Ciertos letreros rojos de las paredes eran anuncios de elecciones verificadas en los principios de la era actual: candidaturas de edil ó de diunviro que se recomendaban á los electores pompeyanos. Unas puertas ostentaban el falo, para conjurar el mal de ojo; otras un par de serpientes enroscadas, símbolo de la vida familiar. En los rincones de las callejuelas, un verso latino grabado en el muro rogaba al transeúnte que se abstuviese de sucios desahogos. Vivían aún en las paredes de estuco caricaturas y monigotes, obra de los pilluelos del siglo de César.
Las casas estaban construídas á la ligera sobre un suelo en el que se habían sucedido los temblores, hasta la llegada de la catástrofe final. Sólo tenían de ladrillos ó de cemento el piso bajo. Los otros eran de maderos, y habían sido devorados por el fuego volcánico, quedando únicamente las escaleras.

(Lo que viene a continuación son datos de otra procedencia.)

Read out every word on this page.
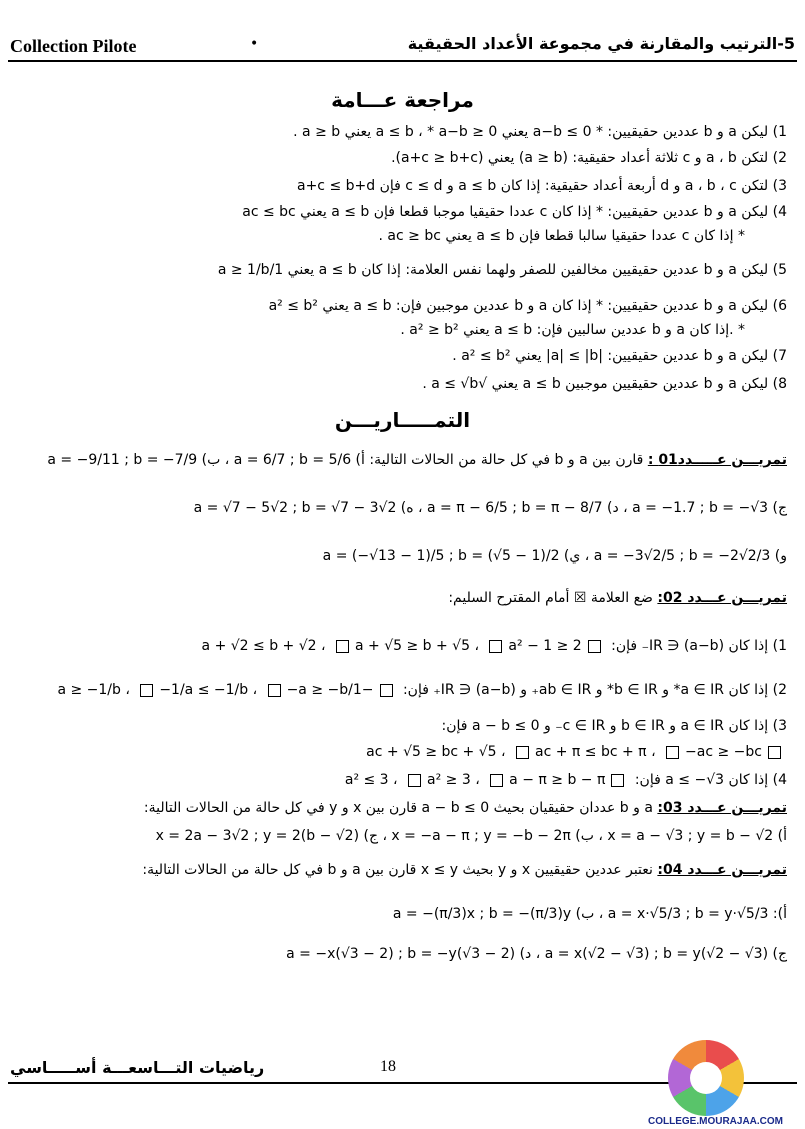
Collection Pilote	•	5-الترتيب والمقارنة في مجموعة الأعداد الحقيقية
مراجعة عـــامة
1) ليكن a و b عددين حقيقيين: * a−b ≤ 0 يعني a ≤ b ، * a−b ≥ 0 يعني a ≥ b .
2) لتكن a ، b و c ثلاثة أعداد حقيقية: (a ≥ b) يعني (a+c ≥ b+c).
3) لتكن a ، b ، c و d أربعة أعداد حقيقية: إذا كان a ≤ b و c ≤ d فإن a+c ≤ b+d
4) ليكن a و b عددين حقيقيين: * إذا كان c عددا حقيقيا موجبا قطعا فإن a ≤ b يعني ac ≤ bc
* إذا كان c عددا حقيقيا سالبا قطعا فإن a ≤ b يعني ac ≥ bc .
5) ليكن a و b عددين حقيقيين مخالفين للصفر ولهما نفس العلامة: إذا كان a ≤ b يعني 1/a ≥ 1/b
6) ليكن a و b عددين حقيقيين: * إذا كان a و b عددين موجبين فإن: a ≤ b يعني a² ≤ b²
* .إذا كان a و b عددين سالبين فإن: a ≤ b يعني a² ≥ b² .
7) ليكن a و b عددين حقيقيين: |a| ≤ |b| يعني a² ≤ b² .
8) ليكن a و b عددين حقيقيين موجبين a ≤ b يعني √a ≤ √b .
التمـــــاريـــن
تمريـــن عـــــدد01 : قارن بين a و b في كل حالة من الحالات التالية: أ) a = 6/7 ; b = 5/6 ، ب) a = −9/11 ; b = −7/9
ج) a = −1.7 ; b = −√3 ، د) a = π − 6/5 ; b = π − 8/7 ، ه) a = √7 − 5√2 ; b = √7 − 3√2
و) a = −3√2/5 ; b = −2√2/3 ، ي) a = (−√13 − 1)/5 ; b = (√5 − 1)/2
تمريـــن عـــدد 02: ضع العلامة ☒ أمام المقترح السليم:
1) إذا كان (a−b) ∈ IR₋ فإن: a + √2 ≤ b + √2 ، a + √5 ≥ b + √5 ، a² − 1 ≥ 2
2) إذا كان a ∈ IR* و b ∈ IR* و ab ∈ IR₊ و (a−b) ∈ IR₊ فإن: −1/a ≥ −1/b ، −1/a ≤ −1/b ، −a ≥ −b
3) إذا كان a ∈ IR و b ∈ IR و c ∈ IR₋ و a − b ≤ 0 فإن:
ac + √5 ≥ bc + √5 ، ac + π ≤ bc + π ، −ac ≥ −bc
4) إذا كان a ≤ −√3 فإن: a² ≤ 3 ، a² ≥ 3 ، a − π ≥ b − π
تمريـــن عـــدد 03: a و b عددان حقيقيان بحيث a − b ≤ 0 قارن بين x و y في كل حالة من الحالات التالية:
أ) x = a − √3 ; y = b − √2 ، ب) x = −a − π ; y = −b − 2π ، ج) x = 2a − 3√2 ; y = 2(b − √2)
تمريـــن عـــدد 04: نعتبر عددين حقيقيين x و y بحيث x ≤ y قارن بين a و b في كل حالة من الحالات التالية:
أ): a = x·√5/3 ; b = y·√5/3 ، ب) a = −(π/3)x ; b = −(π/3)y
ج) a = x(√2 − √3) ; b = y(√2 − √3) ، د) a = −x(√3 − 2) ; b = −y(√3 − 2)
رياضيات التـــاسعـــة أســـــاسي	18
COLLEGE.MOURAJAA.COM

En esta ciudad graciosa, de vida amable y fácil, más griega que romana, todos los pisos bajos de las casas plebeyas habían estado ocupados por pequeños comercios. Eran tiendas con la puerta del mismo tamaño que el establecimiento: cuevas cuadradas, iguales á las de los zocos árabes, que dejan ver hasta sus últimos rincones al comprador detenido en la calle. Muchas guardaban aún sus mostradores de piedra y sus tinajas de barro. Los edificios particulares carecían de fachada. Sus muros exteriores eran lisos, inabordables, con algún que otro tragaluz enrejado y alto, lo mismo que en los palacios de Oriente. La puerta se asemejaba á un portillo de escape; toda la vida estaba vuelta hacia el interior, afluyendo las riquezas y magnificencias al patio central, adornado con piscinas, estatuas y arriates de flores.